Public sewers can sometimes be found within the boundaries of real estate and can pass near or under buildings. If you are planning to expand your property or build a new building, you should check the location of public sewers. NB: If sewers are pumped, construction above or near an agreement will not be permitted and a section 185 “diversion of a public sewer” will be requested. Sometimes problems arise when owners try to sell their property, which is built in part or entirely through a public channel. Conservatories and extensions are the usual criminals. If a Build Over Agreement was not obtained when the work was done, then the water company has the legal right to enter the land to reach the canal, even if that means demolishing the building above the canal. However, if possible, the water company will avoid the damage and look for other ways to enter the sewers, but the risk remains. If a construction agreement has been reached, the water company has no right to remove or demolish the structure above the sewers. In some situations, specific basic agreements must be reached to protect sewers and sewers, as well as the building or extension itself, from the effects of colonization. During the construction of any construction, you must ensure that there are no public sewers in the area of the planned work. The building code requires that development proposals be considered on the basis of the plans of the local water authority and that they be taken into account when a new building or extension is displayed on its map from a canal within 3 metres. It is not possible to submit a building notice for a new building or extension within 3 meters of a canal on the water of the Thames or Anglian water sewer map.

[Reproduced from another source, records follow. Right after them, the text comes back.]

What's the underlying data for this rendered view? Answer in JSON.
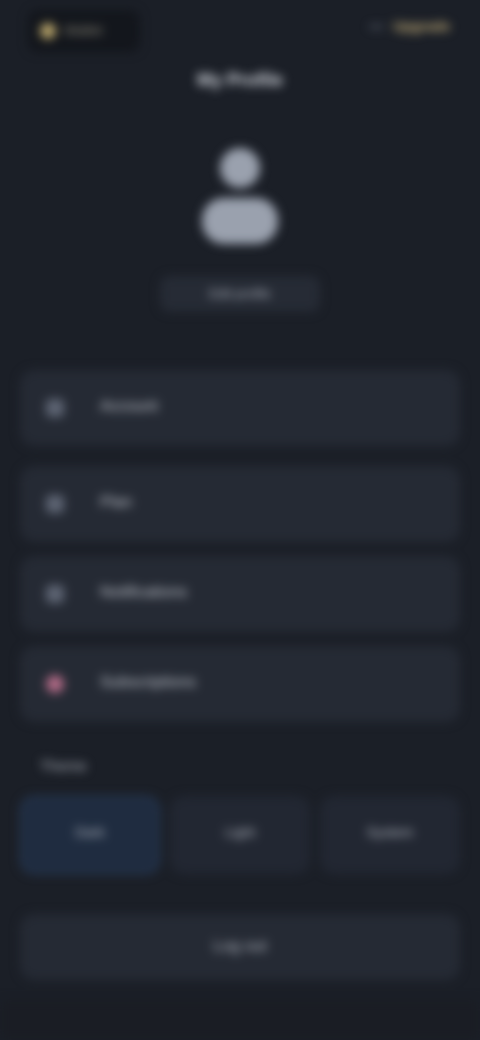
{
  "header": {
    "brand_label": "Wallet",
    "right_muted": "•••",
    "right_action": "Upgrade"
  },
  "profile": {
    "title": "My Profile",
    "subtitle": "Edit profile"
  },
  "rows": [
    {
      "label": "Account",
      "icon": "user-icon"
    },
    {
      "label": "Plan",
      "icon": "card-icon"
    },
    {
      "label": "Notifications",
      "icon": "bell-icon"
    },
    {
      "label": "Subscriptions",
      "icon": "heart-icon"
    }
  ],
  "section": {
    "title": "Theme"
  },
  "tiles": [
    {
      "label": "Dark",
      "active": true
    },
    {
      "label": "Light",
      "active": false
    },
    {
      "label": "System",
      "active": false
    }
  ],
  "bottom": {
    "label": "Log out"
  },
  "colors": {
    "background": "#1b1f27",
    "card": "#252a34",
    "accent_gold": "#c9b27a",
    "accent_blue": "#1f2c40"
  }
}
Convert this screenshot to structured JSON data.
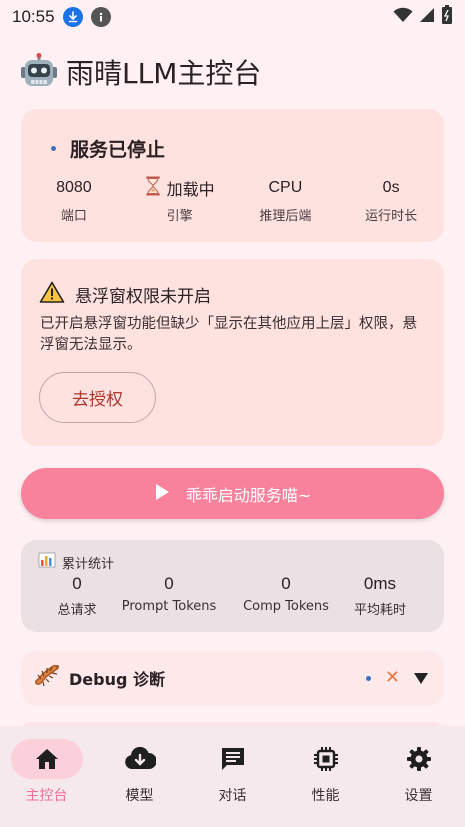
{
  "status_bar": {
    "time": "10:55"
  },
  "app": {
    "title": "雨晴LLM主控台"
  },
  "service": {
    "status": "服务已停止",
    "metrics": [
      {
        "value": "8080",
        "label": "端口"
      },
      {
        "value": "加载中",
        "label": "引擎"
      },
      {
        "value": "CPU",
        "label": "推理后端"
      },
      {
        "value": "0s",
        "label": "运行时长"
      }
    ]
  },
  "permission": {
    "title": "悬浮窗权限未开启",
    "description": "已开启悬浮窗功能但缺少「显示在其他应用上层」权限，悬浮窗无法显示。",
    "button": "去授权"
  },
  "start_button": {
    "label": "乖乖启动服务喵~"
  },
  "stats": {
    "title": "累计统计",
    "items": [
      {
        "value": "0",
        "label": "总请求"
      },
      {
        "value": "0",
        "label": "Prompt Tokens"
      },
      {
        "value": "0",
        "label": "Comp Tokens"
      },
      {
        "value": "0ms",
        "label": "平均耗时"
      }
    ]
  },
  "debug": {
    "title": "Debug 诊断"
  },
  "nav": {
    "items": [
      {
        "label": "主控台",
        "icon": "home-icon",
        "active": true
      },
      {
        "label": "模型",
        "icon": "cloud-download-icon"
      },
      {
        "label": "对话",
        "icon": "chat-icon"
      },
      {
        "label": "性能",
        "icon": "chip-icon"
      },
      {
        "label": "设置",
        "icon": "gear-icon"
      }
    ]
  },
  "colors": {
    "background": "#fff0f3",
    "card": "#fde2df",
    "accent": "#f8829c",
    "nav_active": "#f0709a"
  }
}
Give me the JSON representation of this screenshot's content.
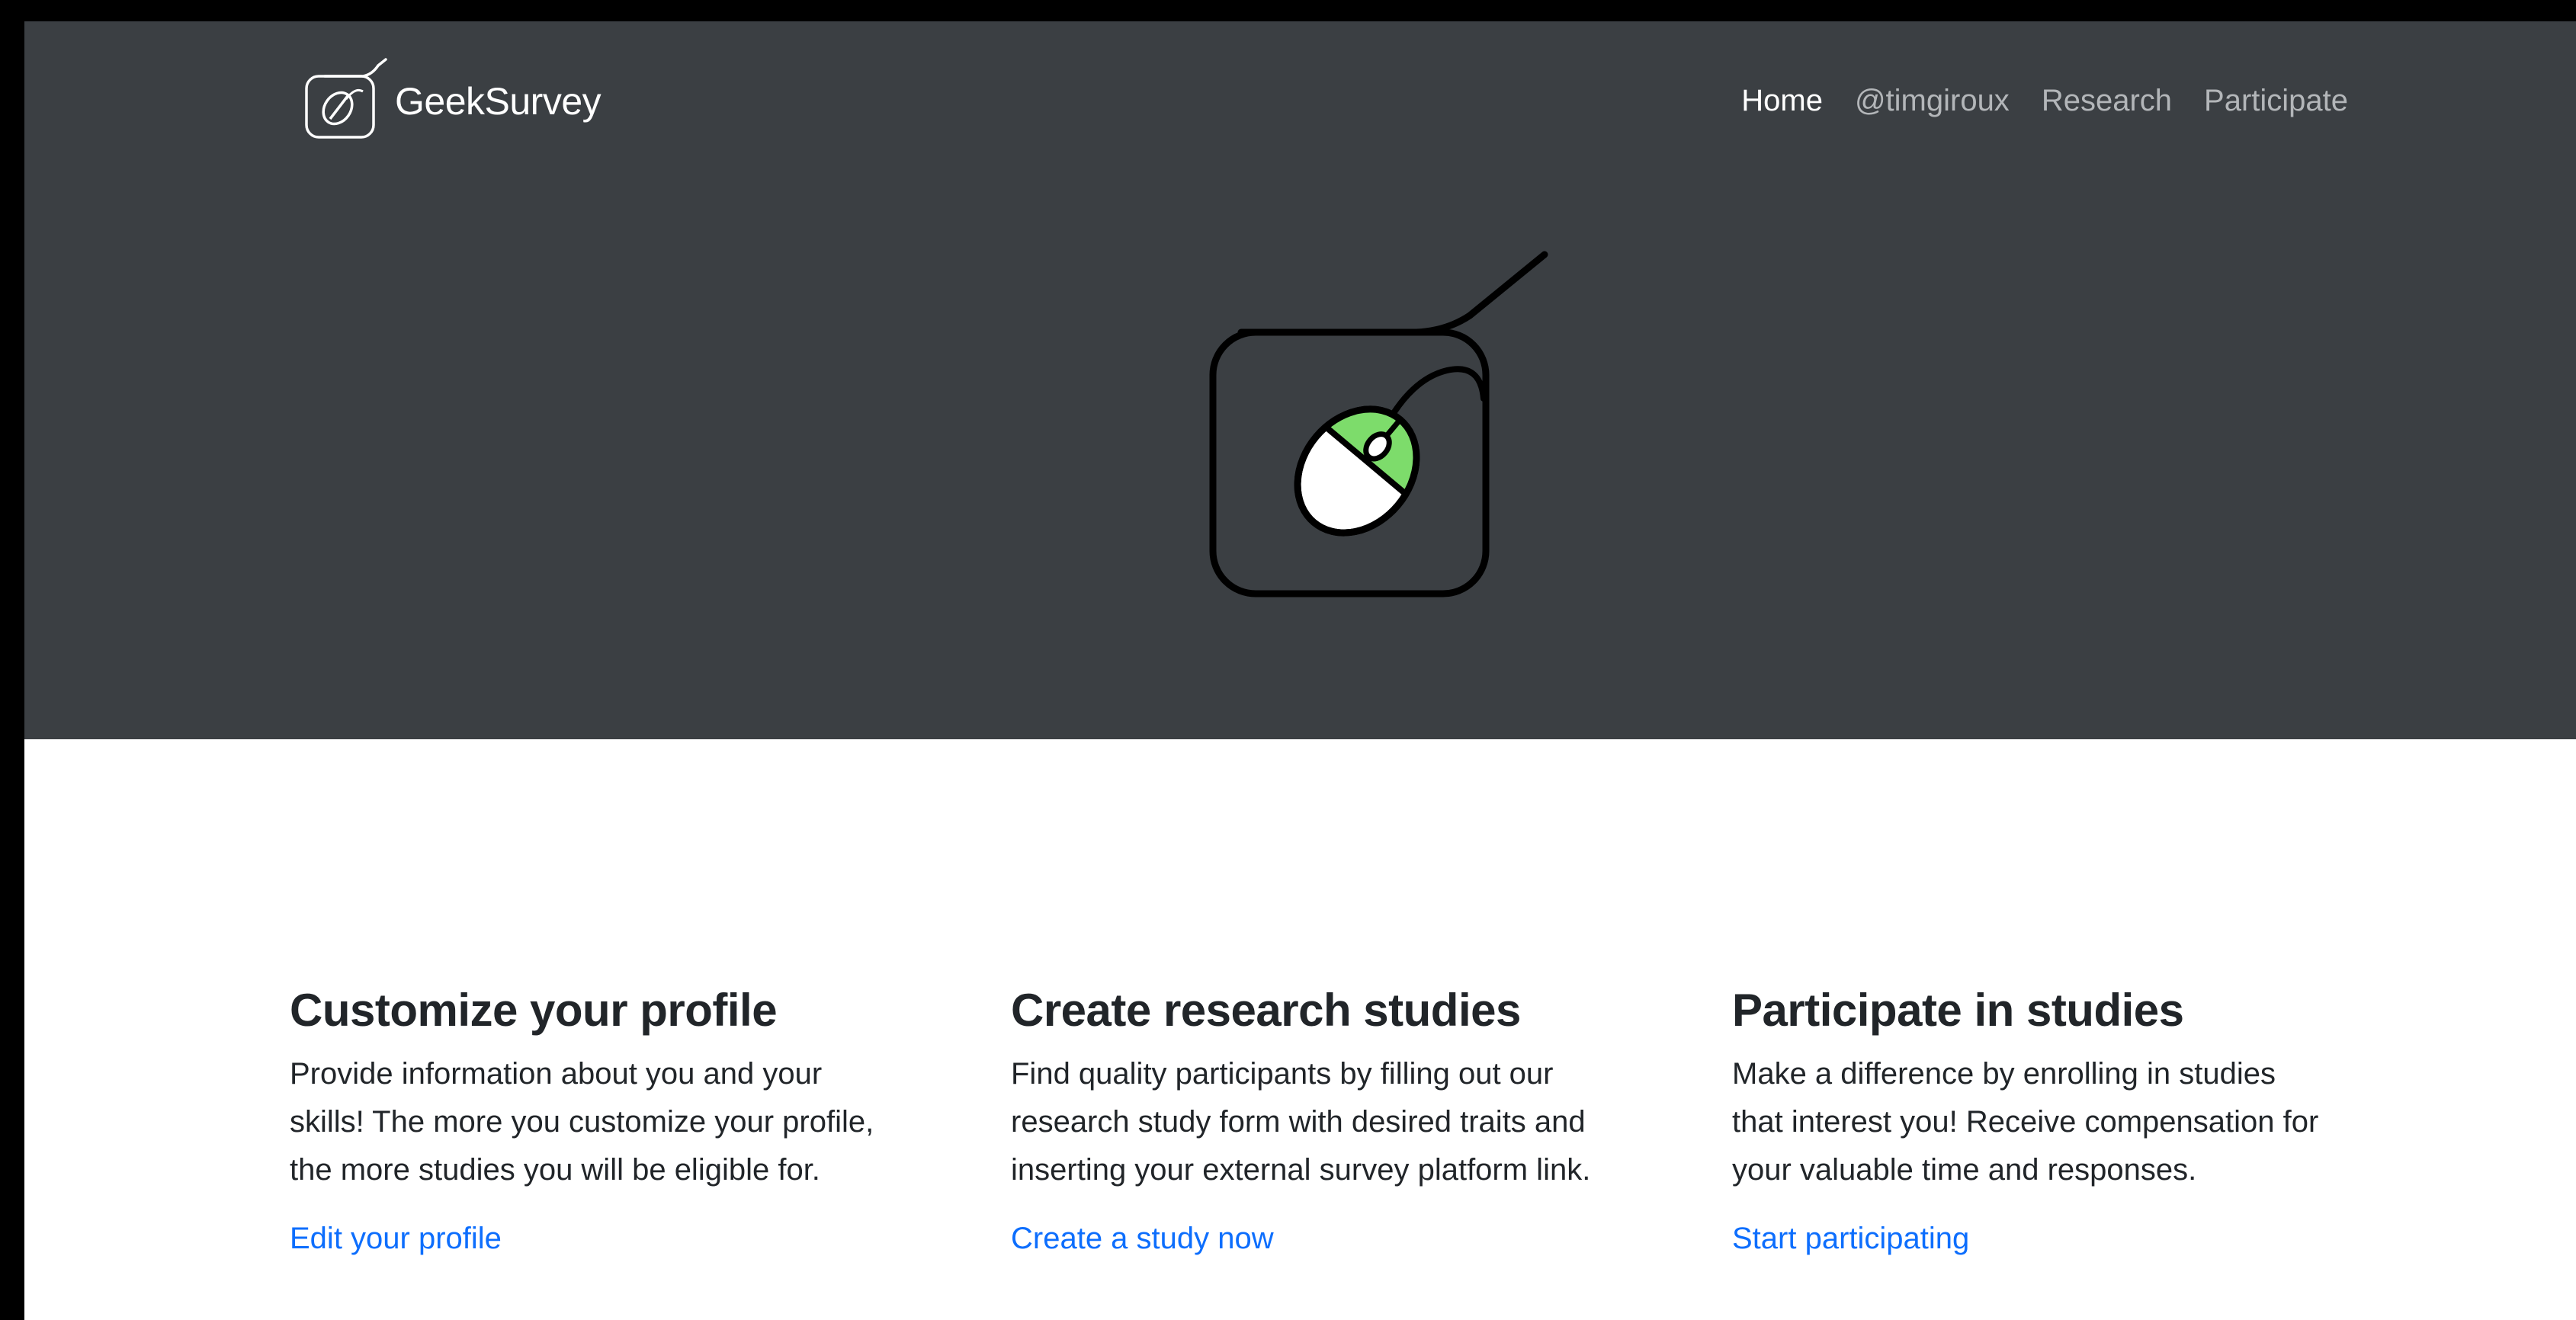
{
  "brand": {
    "name": "GeekSurvey",
    "logo_icon": "mouse-pad-icon"
  },
  "nav": {
    "items": [
      {
        "label": "Home",
        "active": true
      },
      {
        "label": "@timgiroux",
        "active": false
      },
      {
        "label": "Research",
        "active": false
      },
      {
        "label": "Participate",
        "active": false
      }
    ]
  },
  "hero": {
    "illustration_icon": "mouse-on-pad-icon"
  },
  "features": [
    {
      "title": "Customize your profile",
      "lines": [
        "Provide information about you and your",
        "skills! The more you customize your profile,",
        "the more studies you will be eligible for."
      ],
      "link": "Edit your profile"
    },
    {
      "title": "Create research studies",
      "lines": [
        "Find quality participants by filling out our",
        "research study form with desired traits and",
        "inserting your external survey platform link."
      ],
      "link": "Create a study now"
    },
    {
      "title": "Participate in studies",
      "lines": [
        "Make a difference by enrolling in studies",
        "that interest you! Receive compensation for",
        "your valuable time and responses."
      ],
      "link": "Start participating"
    }
  ],
  "colors": {
    "hero_background": "#3b3f43",
    "accent_green": "#7ddc6b",
    "link_blue": "#0d6efd",
    "nav_inactive": "#b3b6b9",
    "text_dark": "#212529"
  }
}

The law requires that a full plan request be made in all cases. If no construction agreement has been reached, the vendor should have a sewer line review and the records forward to the water company. If the water company is satisfied that the sewers are in good condition, they will give a consolation letter confirming that the sewers are in satisfactory condition. The comfort letter generally satisfies the buyer and its mortgage lender that the Water Company will not take any action to demolish the insulting structure over the public sewers. A construction agreement allows the water company to ensure that the work to be carried out will not adversely affect the underlying sewers and ensures that the water company continues to have sufficient access to the canal for repair and maintenance.